A Menu That Felt Like Home

We began with Cucina Cipoletti olive oil martinis, herbaceous, bright, unexpected to some, an invitation to slow down and savor the first moment of the night. There was laughter immediately. Glasses lifted in greeting. That unmistakable hum that forms when a room opens its heart. From there, the menu unfolded thoughtfully curated by Freddie in collaboration with the evening’s head chef. Together they shaped a progression that felt true to Florence, honoring tradition while allowing the ingredients to speak clearly, cleanly and simply.

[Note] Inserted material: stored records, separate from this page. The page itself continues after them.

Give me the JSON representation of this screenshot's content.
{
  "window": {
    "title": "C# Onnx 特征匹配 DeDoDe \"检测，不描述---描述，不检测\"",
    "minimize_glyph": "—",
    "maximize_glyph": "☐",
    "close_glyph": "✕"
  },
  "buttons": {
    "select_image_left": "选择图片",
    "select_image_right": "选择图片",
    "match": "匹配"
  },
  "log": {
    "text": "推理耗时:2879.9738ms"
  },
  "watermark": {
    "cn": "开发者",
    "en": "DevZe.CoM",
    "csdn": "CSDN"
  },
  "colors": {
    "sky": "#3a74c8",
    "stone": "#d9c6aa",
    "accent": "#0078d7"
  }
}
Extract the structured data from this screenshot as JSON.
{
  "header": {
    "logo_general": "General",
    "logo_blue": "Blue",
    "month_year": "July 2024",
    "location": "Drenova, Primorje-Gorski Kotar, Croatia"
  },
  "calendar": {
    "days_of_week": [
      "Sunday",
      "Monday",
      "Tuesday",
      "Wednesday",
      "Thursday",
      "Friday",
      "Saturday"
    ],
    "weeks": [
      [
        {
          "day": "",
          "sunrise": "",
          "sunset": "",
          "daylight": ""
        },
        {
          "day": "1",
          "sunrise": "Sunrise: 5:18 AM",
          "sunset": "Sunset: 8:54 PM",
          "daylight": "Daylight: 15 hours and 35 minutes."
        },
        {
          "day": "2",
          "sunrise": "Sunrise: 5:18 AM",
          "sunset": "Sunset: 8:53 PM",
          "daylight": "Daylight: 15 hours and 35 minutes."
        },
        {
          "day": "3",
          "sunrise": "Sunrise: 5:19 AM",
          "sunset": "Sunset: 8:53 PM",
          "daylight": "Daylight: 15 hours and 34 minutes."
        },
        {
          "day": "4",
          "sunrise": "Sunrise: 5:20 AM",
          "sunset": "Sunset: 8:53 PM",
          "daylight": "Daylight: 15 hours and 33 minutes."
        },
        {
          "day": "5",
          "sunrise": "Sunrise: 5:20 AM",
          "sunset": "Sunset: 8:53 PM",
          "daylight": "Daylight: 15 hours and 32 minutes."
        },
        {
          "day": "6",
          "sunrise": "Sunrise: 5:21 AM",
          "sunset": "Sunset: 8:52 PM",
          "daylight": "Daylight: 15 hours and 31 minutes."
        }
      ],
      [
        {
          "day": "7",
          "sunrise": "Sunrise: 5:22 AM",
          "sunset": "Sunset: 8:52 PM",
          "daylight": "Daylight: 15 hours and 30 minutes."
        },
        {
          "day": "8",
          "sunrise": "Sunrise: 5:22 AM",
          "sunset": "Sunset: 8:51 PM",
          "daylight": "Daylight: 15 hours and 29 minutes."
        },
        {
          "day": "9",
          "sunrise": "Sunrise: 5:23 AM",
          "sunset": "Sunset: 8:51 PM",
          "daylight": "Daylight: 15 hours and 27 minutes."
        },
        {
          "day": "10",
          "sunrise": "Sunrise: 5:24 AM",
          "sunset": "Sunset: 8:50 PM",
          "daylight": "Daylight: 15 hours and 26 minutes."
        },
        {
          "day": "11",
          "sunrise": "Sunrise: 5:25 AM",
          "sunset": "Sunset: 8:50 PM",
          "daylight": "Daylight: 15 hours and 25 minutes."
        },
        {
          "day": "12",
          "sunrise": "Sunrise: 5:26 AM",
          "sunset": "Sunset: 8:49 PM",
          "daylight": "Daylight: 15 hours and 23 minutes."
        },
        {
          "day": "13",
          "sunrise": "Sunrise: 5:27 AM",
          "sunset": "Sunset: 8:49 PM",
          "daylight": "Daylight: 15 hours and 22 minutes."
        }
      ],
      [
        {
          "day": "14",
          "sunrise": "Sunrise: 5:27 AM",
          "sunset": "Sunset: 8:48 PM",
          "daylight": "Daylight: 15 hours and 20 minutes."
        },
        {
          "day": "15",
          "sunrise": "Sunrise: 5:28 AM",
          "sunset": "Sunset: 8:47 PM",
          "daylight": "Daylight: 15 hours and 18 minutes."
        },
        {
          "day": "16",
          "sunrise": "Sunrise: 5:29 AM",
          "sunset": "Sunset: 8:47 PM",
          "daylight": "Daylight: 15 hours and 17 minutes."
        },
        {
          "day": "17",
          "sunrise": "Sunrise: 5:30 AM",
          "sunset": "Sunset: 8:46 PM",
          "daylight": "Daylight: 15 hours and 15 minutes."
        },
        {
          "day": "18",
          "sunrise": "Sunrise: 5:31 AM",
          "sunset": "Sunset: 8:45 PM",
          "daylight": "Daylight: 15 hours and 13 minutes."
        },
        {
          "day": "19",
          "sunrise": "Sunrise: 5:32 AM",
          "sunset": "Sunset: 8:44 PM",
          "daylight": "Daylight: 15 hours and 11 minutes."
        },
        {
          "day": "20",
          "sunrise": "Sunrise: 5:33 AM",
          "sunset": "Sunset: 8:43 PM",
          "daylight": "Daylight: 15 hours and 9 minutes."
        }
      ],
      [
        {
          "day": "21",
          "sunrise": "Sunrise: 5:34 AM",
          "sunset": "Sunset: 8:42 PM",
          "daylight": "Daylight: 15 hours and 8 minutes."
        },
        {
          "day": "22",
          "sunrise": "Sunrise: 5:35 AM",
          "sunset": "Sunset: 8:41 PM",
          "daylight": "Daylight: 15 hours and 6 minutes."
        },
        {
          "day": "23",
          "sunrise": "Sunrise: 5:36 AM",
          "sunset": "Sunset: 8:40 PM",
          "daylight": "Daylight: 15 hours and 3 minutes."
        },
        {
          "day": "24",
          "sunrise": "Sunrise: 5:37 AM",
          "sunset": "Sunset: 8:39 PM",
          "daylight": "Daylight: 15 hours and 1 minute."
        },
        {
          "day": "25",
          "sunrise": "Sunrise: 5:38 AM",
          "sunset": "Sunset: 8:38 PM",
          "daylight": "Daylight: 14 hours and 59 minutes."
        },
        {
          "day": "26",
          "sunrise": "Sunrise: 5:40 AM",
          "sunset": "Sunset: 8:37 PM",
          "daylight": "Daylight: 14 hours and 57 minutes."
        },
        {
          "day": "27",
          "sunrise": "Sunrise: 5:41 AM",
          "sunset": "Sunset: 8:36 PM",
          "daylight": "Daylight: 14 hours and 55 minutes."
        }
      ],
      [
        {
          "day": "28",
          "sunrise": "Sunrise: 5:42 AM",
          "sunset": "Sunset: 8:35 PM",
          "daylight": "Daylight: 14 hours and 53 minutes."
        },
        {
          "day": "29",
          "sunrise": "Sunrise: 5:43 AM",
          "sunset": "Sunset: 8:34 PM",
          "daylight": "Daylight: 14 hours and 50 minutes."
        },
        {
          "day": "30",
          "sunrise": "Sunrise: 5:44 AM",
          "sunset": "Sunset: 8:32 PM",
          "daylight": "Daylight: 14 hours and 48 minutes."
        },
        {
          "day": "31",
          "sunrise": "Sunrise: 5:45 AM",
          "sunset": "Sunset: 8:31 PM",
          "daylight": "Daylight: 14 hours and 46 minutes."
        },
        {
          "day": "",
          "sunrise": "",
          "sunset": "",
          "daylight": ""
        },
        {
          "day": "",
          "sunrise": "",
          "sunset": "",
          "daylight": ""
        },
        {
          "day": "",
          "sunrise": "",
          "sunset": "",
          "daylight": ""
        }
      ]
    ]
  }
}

Warm bowls of Cucina Cipoletti pasta arrived first, bronze cut and slow dried, its texture a testament to patience and craft. What makes this pasta special is where it comes from, the golden wheat grown in Val d’Orcia, just beyond Florence, fields we have visited and fallen in love with. These are grains that speak of sun and soil and history. To see those bowls passed hand to hand in New York, just as they would be in a Tuscan farmhouse, felt full circle. Then came the bistecca alla Fiorentina, grilled simply yet perfectly, its aroma weaving through the room. Seasoned only with Sicilian sea salt, it was the kind of dish that needs no adornment because it carries its own legacy.

A Room Full of Life

What stayed with us most was the energy in the room. Friends and new faces alike gathered not just to eat, but to be present. Antique mirrors reflected candlelight. Sculptural furniture anchored the corners. The Florentine Collection quietly framed the evening, never overpowering, always grounding. Design and cuisine existing in conversation with one another. There was a cadence to the night that felt both familiar and new. The way wine lingered in glasses. The way stories unfurled even after plates were cleared. The way chairs remained pulled in close.

It reminded us that A Tavola is never just about dinner. It is about the coming together of things that feel right in the body and in the soul. Heritage and hospitality. Craft and kindness. Beauty and familiarity. It is about passing bowls and hearts alike around a table and realizing that connection, that fleeting joy when worlds align just right, is the true centerpiece.

To everyone who joined us, thank you for bringing your presence, your curiosity, your laughter. You made this evening what it was, a room full of life, warmth, and resonance.

We are endlessly grateful for nights like this and so excited to share more moments of A Tavola with you all.